Ce monde n’existe plus. Pourtant le rêve demeure d’un quartier ou d’une ville soudés, formant une communauté de vie où chacun peut trouver sa place et se sentir participer. Et il se teint des couleurs de l’utopie dans les quartiers des banlieues ou dans les cités satellites des grandes métropoles. Cités dortoirs, voisinages pluriethniques, émigration et déplacements, replis communautaires et individualisme croissant : comment donner de se rencontrer vraiment et de faire société ? Comment construire une ville, un quartier qui ne soient pas une simple cohabitation ?

Je suis convaincu que les paroisses, non pas celles rêvées, mais telles qu’elles sont, au moins certaines d’entre elles, peuvent être encore source d’inspiration pour trouver des chemins de socialisation. Certaines paroisses, dans les banlieues, ont su s’adapter aux nouveaux rythmes de vie et aux attentes des personnes, elles ont su ouvrir des canaux de rencontre et de relations dans un monde individualiste et en mouvement. Dans un contexte où tout est « pluri » : pluri- culturel, ethnique, religieux, social…, où chacun suit sa propre trajectoire, en mouvement pour améliorer ses conditions de vie, elles sont devenues des véritables carrefours, qui aident les gens à se croiser, à se confronter et à se reconnaître mutuellement ; elles ont su être un espace ouvert plus qu’un projet totalisant. Un exemple ? Voyons une ville de Seine-Saint-Denis.

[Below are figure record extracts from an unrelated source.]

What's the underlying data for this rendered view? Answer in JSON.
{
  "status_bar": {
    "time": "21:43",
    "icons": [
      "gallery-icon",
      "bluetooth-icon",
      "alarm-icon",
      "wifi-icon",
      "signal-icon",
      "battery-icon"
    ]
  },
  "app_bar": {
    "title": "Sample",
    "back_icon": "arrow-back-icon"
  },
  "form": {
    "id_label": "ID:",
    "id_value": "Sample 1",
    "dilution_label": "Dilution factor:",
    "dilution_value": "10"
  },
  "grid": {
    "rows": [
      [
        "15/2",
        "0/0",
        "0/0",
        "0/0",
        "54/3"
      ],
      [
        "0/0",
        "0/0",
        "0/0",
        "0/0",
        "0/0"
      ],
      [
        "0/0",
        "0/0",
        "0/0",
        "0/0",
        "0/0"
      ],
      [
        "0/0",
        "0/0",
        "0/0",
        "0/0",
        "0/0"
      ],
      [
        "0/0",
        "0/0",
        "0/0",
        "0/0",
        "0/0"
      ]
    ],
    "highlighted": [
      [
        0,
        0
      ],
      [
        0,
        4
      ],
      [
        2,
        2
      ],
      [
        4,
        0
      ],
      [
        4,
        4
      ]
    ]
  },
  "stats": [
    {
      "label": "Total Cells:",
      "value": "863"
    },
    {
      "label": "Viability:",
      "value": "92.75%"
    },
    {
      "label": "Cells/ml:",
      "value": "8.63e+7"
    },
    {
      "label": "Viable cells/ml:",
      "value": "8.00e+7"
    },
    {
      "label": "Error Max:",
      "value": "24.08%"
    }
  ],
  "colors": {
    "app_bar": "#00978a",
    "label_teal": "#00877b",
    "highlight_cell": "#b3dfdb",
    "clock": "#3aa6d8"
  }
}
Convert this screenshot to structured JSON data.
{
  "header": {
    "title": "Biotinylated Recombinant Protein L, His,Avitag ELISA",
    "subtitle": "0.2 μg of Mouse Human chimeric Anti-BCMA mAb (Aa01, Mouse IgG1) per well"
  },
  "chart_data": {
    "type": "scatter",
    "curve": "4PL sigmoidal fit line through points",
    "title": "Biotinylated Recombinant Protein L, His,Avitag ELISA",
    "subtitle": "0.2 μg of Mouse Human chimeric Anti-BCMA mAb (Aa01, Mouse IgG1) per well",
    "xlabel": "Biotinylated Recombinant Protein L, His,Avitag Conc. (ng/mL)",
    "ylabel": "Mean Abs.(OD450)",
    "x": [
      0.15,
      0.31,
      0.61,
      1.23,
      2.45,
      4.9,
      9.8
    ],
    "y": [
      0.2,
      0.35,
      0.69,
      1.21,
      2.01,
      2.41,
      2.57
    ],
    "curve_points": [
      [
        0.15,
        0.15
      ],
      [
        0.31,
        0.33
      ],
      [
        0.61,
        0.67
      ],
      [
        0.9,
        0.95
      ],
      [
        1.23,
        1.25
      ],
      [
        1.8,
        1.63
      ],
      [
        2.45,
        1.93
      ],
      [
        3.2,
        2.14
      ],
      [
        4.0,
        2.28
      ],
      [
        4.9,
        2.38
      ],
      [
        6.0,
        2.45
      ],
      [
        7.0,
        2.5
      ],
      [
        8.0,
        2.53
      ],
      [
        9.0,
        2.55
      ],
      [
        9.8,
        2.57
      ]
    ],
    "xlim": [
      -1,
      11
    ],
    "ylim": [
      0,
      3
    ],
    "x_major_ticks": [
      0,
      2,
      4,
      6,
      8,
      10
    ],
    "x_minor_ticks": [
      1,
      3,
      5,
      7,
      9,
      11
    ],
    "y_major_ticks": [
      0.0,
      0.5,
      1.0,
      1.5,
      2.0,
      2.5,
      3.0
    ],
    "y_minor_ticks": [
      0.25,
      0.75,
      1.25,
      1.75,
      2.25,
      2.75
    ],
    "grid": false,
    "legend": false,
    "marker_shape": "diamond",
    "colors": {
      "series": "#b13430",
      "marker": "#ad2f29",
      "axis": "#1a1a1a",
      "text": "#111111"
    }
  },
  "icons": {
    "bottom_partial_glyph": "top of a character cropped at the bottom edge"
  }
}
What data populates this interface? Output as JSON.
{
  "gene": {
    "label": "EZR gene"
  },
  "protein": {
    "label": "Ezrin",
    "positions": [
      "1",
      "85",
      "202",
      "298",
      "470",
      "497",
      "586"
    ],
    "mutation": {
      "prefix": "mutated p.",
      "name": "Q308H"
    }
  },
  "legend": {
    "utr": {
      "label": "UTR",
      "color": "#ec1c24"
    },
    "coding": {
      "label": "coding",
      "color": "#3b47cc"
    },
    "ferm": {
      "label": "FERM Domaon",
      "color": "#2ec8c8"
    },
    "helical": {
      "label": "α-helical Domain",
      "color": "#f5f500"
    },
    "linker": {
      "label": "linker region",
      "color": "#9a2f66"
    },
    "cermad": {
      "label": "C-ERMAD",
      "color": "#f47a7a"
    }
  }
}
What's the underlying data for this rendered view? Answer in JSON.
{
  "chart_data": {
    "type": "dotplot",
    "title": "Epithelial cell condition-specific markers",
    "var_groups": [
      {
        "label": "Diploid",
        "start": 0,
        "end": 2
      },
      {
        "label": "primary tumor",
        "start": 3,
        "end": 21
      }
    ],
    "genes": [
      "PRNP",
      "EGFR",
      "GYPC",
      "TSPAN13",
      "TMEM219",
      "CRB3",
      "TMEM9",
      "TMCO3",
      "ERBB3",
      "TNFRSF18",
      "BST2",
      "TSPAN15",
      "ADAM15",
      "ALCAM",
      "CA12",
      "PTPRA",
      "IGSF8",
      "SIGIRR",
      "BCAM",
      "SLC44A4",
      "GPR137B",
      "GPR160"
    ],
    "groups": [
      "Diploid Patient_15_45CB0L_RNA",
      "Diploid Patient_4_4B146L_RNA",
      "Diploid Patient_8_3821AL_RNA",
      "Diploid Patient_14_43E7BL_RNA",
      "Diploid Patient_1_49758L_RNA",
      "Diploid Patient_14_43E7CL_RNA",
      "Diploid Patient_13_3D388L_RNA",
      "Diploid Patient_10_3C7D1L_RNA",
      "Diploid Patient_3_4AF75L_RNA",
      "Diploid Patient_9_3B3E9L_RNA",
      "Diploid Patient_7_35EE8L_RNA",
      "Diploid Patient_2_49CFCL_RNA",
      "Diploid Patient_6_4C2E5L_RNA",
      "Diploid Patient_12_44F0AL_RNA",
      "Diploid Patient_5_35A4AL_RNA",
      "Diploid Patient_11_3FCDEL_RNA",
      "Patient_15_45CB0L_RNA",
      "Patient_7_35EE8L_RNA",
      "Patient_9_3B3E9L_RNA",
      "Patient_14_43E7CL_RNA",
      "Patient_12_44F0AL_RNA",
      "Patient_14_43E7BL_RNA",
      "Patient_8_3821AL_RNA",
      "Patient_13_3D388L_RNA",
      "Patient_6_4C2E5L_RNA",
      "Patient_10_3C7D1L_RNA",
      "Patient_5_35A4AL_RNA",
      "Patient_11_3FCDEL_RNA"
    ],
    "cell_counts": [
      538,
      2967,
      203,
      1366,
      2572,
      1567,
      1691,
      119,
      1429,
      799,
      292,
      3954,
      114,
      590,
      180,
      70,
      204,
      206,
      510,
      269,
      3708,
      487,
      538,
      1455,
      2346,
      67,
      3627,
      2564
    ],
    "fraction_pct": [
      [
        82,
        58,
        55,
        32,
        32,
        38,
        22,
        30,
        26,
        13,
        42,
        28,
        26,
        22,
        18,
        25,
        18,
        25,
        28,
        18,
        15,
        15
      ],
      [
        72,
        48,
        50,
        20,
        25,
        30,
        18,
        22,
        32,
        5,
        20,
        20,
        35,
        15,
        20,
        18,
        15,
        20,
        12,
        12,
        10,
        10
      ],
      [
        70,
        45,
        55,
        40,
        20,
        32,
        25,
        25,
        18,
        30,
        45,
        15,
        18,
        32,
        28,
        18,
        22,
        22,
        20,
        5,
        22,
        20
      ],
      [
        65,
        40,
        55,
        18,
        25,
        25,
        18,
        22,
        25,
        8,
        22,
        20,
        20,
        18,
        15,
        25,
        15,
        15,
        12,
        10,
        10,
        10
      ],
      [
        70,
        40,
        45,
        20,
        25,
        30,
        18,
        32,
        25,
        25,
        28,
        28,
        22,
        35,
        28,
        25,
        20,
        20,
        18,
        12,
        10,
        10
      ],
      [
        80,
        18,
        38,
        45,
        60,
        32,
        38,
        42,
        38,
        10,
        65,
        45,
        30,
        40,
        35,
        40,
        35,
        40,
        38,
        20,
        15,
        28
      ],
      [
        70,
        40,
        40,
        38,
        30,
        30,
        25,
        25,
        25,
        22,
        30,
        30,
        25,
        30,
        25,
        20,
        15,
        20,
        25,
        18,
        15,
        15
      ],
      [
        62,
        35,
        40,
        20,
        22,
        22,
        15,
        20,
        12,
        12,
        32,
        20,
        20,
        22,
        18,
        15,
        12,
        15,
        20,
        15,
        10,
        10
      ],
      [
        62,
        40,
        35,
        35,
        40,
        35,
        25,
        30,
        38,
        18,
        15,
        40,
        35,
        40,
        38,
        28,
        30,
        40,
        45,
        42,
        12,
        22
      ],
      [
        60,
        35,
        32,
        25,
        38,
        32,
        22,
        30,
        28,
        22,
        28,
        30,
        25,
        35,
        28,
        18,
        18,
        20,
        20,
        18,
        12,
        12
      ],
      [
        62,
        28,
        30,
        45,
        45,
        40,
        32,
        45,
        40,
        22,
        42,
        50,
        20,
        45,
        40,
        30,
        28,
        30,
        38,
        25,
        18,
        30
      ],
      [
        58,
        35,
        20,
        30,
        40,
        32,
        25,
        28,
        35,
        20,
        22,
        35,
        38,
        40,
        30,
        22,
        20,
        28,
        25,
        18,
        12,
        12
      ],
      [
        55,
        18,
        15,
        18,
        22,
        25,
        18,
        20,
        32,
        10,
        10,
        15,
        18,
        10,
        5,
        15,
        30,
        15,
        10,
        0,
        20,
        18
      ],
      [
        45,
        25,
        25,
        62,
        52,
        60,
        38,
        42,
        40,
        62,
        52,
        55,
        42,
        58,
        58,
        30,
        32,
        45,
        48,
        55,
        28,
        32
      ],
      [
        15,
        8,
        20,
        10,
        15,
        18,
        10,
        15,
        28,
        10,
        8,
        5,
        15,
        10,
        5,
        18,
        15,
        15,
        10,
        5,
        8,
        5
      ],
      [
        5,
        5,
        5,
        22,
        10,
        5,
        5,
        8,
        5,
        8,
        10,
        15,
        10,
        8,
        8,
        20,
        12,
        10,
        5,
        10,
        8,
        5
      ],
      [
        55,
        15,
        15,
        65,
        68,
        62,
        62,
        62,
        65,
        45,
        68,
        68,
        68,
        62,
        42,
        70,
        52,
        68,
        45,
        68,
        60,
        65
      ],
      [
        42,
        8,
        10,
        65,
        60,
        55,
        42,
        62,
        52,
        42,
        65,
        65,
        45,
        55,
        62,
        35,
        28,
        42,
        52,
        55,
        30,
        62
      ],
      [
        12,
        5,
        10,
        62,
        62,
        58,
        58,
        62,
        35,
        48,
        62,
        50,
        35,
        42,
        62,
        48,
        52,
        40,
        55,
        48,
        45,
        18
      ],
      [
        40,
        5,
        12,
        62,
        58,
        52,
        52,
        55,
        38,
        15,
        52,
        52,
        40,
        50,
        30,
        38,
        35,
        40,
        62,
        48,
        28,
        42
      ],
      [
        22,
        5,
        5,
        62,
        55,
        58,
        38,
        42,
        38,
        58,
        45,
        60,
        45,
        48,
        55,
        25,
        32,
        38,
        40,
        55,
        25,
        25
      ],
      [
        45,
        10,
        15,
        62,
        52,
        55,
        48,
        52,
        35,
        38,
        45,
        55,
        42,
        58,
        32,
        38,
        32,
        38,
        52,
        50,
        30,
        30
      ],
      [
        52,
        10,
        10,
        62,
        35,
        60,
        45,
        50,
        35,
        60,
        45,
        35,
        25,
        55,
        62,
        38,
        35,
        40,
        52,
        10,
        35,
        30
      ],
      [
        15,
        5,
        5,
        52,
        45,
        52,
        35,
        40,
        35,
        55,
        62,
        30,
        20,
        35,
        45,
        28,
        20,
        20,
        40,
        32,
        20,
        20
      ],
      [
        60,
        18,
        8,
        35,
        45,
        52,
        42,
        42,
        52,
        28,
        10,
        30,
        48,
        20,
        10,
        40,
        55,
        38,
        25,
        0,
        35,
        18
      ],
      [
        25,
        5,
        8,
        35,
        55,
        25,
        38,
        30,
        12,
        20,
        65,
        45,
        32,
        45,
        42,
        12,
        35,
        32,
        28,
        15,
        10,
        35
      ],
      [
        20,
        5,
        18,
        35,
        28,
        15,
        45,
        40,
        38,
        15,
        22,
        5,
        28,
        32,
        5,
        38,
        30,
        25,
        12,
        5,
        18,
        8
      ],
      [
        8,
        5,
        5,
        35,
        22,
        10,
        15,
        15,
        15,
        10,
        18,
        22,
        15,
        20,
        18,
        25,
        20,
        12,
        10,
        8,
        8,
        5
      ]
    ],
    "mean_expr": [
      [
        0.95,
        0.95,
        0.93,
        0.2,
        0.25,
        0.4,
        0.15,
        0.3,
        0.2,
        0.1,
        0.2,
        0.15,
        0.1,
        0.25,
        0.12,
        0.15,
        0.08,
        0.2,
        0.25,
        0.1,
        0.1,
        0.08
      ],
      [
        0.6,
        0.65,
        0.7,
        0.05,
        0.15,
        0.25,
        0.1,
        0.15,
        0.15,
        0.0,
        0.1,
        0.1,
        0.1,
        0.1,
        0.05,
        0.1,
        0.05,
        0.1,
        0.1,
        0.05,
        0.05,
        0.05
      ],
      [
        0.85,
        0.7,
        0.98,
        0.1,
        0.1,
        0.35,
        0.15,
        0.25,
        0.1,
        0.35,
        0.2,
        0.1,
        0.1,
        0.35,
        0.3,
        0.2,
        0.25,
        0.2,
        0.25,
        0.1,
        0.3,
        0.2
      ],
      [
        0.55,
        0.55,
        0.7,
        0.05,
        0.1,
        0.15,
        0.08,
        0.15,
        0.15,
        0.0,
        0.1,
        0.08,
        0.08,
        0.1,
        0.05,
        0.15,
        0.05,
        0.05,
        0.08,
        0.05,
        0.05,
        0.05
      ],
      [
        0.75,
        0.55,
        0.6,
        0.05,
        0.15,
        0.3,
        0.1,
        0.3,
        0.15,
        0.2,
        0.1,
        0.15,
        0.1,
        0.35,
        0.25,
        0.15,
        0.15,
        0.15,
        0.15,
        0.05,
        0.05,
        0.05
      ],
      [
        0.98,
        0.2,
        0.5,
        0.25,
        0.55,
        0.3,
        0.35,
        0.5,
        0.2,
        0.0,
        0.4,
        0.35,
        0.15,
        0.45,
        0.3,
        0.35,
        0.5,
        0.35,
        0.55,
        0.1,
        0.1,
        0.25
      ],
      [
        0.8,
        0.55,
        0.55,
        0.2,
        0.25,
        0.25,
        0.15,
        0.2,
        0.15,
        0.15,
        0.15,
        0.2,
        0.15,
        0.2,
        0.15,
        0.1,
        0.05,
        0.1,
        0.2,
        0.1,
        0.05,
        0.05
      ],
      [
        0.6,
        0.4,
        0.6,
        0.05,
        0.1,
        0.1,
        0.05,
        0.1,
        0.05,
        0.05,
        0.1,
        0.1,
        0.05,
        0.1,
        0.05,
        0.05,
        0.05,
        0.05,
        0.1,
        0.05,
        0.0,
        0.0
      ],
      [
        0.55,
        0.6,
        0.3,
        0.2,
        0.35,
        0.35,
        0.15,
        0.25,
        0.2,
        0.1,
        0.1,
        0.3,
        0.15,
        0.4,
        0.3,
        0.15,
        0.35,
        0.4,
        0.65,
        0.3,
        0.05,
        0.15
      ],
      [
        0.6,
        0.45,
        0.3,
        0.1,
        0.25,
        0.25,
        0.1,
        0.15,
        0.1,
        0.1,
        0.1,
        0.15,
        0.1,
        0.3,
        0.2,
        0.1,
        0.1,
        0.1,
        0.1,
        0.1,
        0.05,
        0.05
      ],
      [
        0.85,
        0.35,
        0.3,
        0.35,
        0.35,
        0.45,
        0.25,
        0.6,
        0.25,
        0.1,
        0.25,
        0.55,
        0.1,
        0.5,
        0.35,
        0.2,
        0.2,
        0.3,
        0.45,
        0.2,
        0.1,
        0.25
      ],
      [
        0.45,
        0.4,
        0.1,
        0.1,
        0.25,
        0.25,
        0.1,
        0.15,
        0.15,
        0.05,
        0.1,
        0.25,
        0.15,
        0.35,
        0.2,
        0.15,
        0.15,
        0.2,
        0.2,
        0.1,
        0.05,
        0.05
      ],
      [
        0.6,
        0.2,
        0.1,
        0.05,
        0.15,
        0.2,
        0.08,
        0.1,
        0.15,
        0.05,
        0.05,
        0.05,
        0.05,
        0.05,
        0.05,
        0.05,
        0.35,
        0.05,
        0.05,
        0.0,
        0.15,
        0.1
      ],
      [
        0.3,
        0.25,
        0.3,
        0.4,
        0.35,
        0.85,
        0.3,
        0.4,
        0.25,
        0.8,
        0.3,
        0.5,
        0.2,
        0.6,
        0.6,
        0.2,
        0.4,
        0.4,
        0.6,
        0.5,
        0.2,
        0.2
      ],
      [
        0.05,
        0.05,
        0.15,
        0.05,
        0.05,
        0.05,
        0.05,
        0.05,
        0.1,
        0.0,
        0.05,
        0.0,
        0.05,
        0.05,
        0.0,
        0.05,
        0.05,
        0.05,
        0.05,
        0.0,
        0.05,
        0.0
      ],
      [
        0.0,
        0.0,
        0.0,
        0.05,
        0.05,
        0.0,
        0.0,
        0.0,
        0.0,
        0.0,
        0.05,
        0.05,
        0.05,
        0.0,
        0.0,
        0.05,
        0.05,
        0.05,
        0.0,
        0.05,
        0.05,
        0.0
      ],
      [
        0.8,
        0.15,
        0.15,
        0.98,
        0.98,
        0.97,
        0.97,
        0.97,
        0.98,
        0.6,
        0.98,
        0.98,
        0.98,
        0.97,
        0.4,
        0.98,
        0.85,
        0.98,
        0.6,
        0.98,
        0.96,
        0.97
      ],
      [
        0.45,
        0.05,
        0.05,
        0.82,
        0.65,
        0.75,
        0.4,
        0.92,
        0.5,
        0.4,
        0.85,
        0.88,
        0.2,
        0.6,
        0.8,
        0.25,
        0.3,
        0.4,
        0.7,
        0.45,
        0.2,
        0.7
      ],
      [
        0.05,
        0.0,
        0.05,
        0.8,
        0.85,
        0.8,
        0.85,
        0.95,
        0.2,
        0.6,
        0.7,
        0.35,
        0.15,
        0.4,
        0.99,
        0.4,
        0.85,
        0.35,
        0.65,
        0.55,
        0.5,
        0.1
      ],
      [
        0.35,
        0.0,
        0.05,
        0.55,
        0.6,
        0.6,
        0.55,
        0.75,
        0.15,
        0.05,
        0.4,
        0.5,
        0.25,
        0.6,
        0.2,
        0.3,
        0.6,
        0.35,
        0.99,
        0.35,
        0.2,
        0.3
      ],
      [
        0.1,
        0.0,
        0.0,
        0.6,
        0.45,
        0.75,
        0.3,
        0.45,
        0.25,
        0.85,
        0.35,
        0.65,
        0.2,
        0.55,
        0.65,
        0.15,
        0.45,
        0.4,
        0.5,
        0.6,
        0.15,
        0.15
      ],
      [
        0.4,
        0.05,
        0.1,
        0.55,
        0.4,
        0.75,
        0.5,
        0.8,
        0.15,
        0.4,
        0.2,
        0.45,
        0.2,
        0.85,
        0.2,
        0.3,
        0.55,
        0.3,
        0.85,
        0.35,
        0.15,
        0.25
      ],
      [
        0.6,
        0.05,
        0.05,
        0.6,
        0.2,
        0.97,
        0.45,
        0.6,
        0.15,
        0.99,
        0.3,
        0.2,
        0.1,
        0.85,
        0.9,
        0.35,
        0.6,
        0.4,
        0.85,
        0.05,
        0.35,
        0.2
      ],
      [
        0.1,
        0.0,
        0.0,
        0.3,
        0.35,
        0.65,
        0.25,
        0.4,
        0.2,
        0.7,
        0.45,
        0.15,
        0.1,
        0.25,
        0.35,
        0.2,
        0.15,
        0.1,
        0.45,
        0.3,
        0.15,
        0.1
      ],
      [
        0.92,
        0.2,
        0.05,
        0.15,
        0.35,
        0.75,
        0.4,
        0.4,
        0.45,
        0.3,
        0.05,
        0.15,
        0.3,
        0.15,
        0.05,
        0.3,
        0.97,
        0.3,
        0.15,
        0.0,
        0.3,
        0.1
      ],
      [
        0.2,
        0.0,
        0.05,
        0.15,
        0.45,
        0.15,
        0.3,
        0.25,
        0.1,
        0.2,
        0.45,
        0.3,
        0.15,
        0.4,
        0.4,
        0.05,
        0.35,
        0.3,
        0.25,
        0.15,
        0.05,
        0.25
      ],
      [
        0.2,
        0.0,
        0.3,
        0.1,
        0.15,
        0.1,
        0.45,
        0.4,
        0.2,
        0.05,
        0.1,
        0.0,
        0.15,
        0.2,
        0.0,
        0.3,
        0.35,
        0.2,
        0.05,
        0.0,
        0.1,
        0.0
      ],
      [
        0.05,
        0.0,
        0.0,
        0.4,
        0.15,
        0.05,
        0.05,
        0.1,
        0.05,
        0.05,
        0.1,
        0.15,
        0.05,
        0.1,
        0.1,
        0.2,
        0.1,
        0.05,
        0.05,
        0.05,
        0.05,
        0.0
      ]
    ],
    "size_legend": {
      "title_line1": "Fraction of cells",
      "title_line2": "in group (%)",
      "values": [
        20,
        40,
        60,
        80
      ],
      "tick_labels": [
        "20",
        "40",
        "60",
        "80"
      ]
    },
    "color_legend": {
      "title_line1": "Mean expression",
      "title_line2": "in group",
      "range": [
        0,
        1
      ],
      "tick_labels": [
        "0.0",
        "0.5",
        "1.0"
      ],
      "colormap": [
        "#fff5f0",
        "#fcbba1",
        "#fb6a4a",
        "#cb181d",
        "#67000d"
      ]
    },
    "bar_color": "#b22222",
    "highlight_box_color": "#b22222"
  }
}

De plain-pied dans la rencontre

Arriver dans cette paroisse situe de plain-pied dans la rencontre et le mélange des couleurs : Français blancs, Antillais, Polonais, Ivoiriens, Portugais, Tamouls… s’y côtoient. La dominante est colorée. Cependant, la couleur de la peau n’est qu’un élément de la diversité. Il y a les habitants des quartiers pavillonnaires et ceux des cités. Il y a les habitués de la messe du dimanche et ceux qui apparaissent de temps en temps, voire seulement à l’occasion d’une célébration de sacrements ou d’obsèques. Il y a les chercheurs d’une foi socialement engagée et les pratiquants d’une religiosité populaire. Il y a ceux qui ressentent l’exigence de partager leur foi avec d’autres, ceux qui recherchent le réconfort dans un moment difficile, ceux qui attendent un service de la religion, ceux qui désirent être accueillis, ceux qui se conforment simplement à une tradition, et ceux qui veulent faire plaisir à un proche… Des gens très divers par leurs idées, leurs goûts, leur culture, leurs habitudes, des gens qui souvent ne partagent même pas la façon de vivre et de comprendre la foi chrétienne. Tous n’auraient pas beaucoup d’occasions de se rencontrer : le contexte social leur offre peu de lieux pour cela. Ou peut-être ne saisissent-ils pas les occasions. Facilement chacun reste dans le cercle de la famille et des proches, ou entre gens de même origine. Il n’est pas rare de mal connaître ses voisins. Les racines poussées en Seine-Saint-Denis sont ténues, pour qui est souvent de passage. La rencontre ne va pas de soi, même à l’Église : rien n’amène au premier abord à fréquenter la paroisse. Il est toujours possible de rejoindre des groupes, des mouvements, des associations dans lesquels on retrouve des gens partageant la même sensibilité, les mêmes idéaux, les mêmes projets : des brancardiers de Lourdes aux membres du Ccfd, du groupe du rosaire aux « anciens » des JMJ. Sans oublier, bien sûr, les personnes plus « solitaires », qui n’ont ni le temps ni l’envie de se joindre à un groupe de référence, et d’autres encore qui passent par la paroisse sans être directement intéressés par la foi chrétienne, ou même qui se disent athées ou d’autres religions.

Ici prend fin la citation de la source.